Uncertainty, change test Postville's Jews
TONY LEYS • Des Moines Register
Postville, Ia. - A few dozen Jewish families have left this northeast Iowa town in the year since federal agents raided their employer.
About two-thirds of the unusual enclave remains, however, and in the 12 months since the raid, change and uncertainty have moved in.
Several hundred followers of the Lubavitch branch of Orthodox Judaism began settling here in the 1980s. They were attracted by jobs at the Agriprocessors meatpacking plant, which became the nation's largest supplier of kosher beef and chicken.
The plant is in bankruptcy now, and its operations are limited to a pared-down poultry line. Work is less plentiful than it used to be, and residents are uncertain if anyone will buy the plant, or if a new owner would support their community the way the old owner did.
Some of the men, no longer offered full-time hours at the struggling Agriprocessors plant, travel during the week to other meatpacking plants in Nebraska or Minnesota. They return to their wives and children in Postville in time for Friday night Sabbath dinner.

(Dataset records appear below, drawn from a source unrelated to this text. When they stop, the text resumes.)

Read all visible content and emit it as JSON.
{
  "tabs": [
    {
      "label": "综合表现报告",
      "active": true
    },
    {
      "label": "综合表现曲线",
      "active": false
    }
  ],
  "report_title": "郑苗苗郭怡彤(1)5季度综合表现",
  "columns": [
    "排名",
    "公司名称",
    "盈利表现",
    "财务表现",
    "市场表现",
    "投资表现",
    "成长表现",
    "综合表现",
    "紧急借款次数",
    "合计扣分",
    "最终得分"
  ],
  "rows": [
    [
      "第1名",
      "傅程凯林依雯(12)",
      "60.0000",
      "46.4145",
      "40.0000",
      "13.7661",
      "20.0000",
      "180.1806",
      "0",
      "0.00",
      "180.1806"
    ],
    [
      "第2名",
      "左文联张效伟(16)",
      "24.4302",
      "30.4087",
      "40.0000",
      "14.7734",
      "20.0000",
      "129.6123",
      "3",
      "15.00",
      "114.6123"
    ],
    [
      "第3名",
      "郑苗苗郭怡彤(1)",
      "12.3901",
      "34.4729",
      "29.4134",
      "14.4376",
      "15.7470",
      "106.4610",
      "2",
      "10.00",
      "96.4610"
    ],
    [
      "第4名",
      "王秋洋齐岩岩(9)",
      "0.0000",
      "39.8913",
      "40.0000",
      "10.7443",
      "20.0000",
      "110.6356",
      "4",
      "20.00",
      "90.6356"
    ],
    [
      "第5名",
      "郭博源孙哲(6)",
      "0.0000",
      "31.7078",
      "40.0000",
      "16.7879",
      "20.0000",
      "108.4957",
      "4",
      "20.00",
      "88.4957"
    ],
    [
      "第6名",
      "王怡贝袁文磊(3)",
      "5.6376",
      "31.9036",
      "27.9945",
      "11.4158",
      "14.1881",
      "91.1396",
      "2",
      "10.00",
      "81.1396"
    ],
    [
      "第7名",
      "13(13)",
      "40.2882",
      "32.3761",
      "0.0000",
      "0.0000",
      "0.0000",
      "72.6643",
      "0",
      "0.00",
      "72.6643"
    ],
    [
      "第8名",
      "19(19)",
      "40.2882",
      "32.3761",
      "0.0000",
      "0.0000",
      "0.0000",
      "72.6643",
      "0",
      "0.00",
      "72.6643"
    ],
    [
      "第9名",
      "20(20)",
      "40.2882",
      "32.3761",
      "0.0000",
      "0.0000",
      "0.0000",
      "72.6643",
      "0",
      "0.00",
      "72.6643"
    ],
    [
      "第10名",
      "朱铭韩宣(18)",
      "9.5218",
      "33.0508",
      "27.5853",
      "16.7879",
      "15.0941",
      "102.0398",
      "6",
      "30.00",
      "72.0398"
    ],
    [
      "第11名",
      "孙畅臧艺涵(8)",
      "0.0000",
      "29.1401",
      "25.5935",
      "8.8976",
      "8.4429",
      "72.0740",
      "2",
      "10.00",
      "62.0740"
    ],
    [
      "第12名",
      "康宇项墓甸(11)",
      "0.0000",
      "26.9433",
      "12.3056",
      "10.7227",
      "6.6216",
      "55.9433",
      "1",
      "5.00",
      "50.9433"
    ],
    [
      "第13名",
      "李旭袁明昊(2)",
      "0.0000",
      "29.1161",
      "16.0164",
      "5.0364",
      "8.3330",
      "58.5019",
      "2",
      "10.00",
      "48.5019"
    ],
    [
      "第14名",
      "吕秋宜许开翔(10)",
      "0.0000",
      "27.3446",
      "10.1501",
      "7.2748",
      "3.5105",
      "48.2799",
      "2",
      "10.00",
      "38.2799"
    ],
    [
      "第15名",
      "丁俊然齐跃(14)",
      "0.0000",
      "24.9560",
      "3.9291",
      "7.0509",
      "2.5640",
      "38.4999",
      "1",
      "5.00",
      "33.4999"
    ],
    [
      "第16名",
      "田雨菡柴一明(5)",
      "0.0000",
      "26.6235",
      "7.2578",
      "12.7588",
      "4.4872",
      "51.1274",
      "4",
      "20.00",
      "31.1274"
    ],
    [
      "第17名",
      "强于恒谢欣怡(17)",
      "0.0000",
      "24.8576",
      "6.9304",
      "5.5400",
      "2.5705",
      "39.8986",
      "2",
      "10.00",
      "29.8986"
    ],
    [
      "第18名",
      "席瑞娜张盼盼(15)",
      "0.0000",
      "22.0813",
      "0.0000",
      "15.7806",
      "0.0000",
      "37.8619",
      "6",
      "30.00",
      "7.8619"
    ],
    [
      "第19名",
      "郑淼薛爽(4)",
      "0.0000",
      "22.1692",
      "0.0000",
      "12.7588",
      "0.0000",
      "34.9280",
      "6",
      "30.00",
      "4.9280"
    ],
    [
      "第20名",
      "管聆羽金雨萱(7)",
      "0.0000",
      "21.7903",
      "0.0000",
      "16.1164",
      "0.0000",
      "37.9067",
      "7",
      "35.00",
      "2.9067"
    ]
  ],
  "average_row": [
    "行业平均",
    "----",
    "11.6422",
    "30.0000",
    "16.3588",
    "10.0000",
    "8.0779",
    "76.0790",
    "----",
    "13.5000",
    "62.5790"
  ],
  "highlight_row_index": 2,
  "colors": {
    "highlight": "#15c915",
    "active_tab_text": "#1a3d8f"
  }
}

"It's a miracle we're still here today. It's from God," said Rabbi Aaron Schimmel.
Schimmel has lived 12 years in Postville, where he supports a wife and six children. He laughed ruefully when asked how likely it was that he and other Jews could sell their houses here if they decided to move from Postville.
"You'd have to pay someone money to take your house," he said, only half-kidding.
For-sale signs already are visible all over Postville. With the city's main employer in limbo, there are few potential homebuyers. If the plant closes, scores more Jewish families probably would leave, adding to the glut of houses for sale.
Amy Dickel, an Orthodox Jew who works as a Postville insurance agent, said the Jews who left tended to be young single people or new families who were renting homes and had not put down deep roots.
"The people who are here now really want to live here," she said. "It's not just about a job to them."
Jews here describe themselves as optimists who put their trust in God.
Tuesday morning, they held an annual parade through downtown to celebrate a holiday called Lag b'Omer. The parade was a joyful affair, complete with floats, a drum line and dozens of costumed grade-schoolers.
Most of the decorations focused on the holiday, but several made reference to the town's upheaval. A sign on a pickup truck full of dancing teenage boys read: "We the people made Postville a piece of heaven!!! Then 'they' (the outsiders) turned Postville into pieces."
Another sign showed distaste for animal-rights and union activists, whom Agriprocessors' supporters blame for the company's downfall. "Truth builds our community," the sign read, "agendas destroy it."
Members of the community hoped Agriprocessors would be sold by now. Although an unidentified investor bought out some of the plant's debt last week, people here said they didn't know who the person is or whether the move would lead to a sale.
Many of Postville's Jewish families hung on last fall and winter when they weren't getting paid by the faltering plant. Many fed their families with kosher foods donated by Jewish groups in other states.
The situation has improved a bit in recent months, as an outside trustee has restarted limited production. But life is not back to normal, and no one is sure what to expect.
Even if the company is sold, the Postville Jews worry that a new owner might not be as generous as the old owners were.
The Rubashkin family, which ran the plant for decades, supported the religious schools, the synagogue and kosher deli, all of which are necessary to keep the enclave going.
The family's leaders face state and federal charges, and the government has portrayed them as callous businessmen who took advantage of poor Hispanic immigrants.
But Jewish people here saw a different side of the family. They still voice support for Sholom Rubashkin, a former company manager who faces numerous charges that could bring decades of prison time. Rubashkin attended Tuesday's celebration, and men continually approached him with smiles and handshakes.
Giora Bass, who has lived here about 15 years, said Rubashkin was known for his quiet generosity. "You need money, you go see Sholom," he said. "You need food, you go see Sholom. You need rent, you go see Sholom."
Bass, who used to work at Agriprocessors, said he couldn't condone hiring illegal immigrants. "But I never saw abuse," he said.
Rubashkin's son Getzel said, "We're a people of faith. We hope there will be a happy ending for everybody."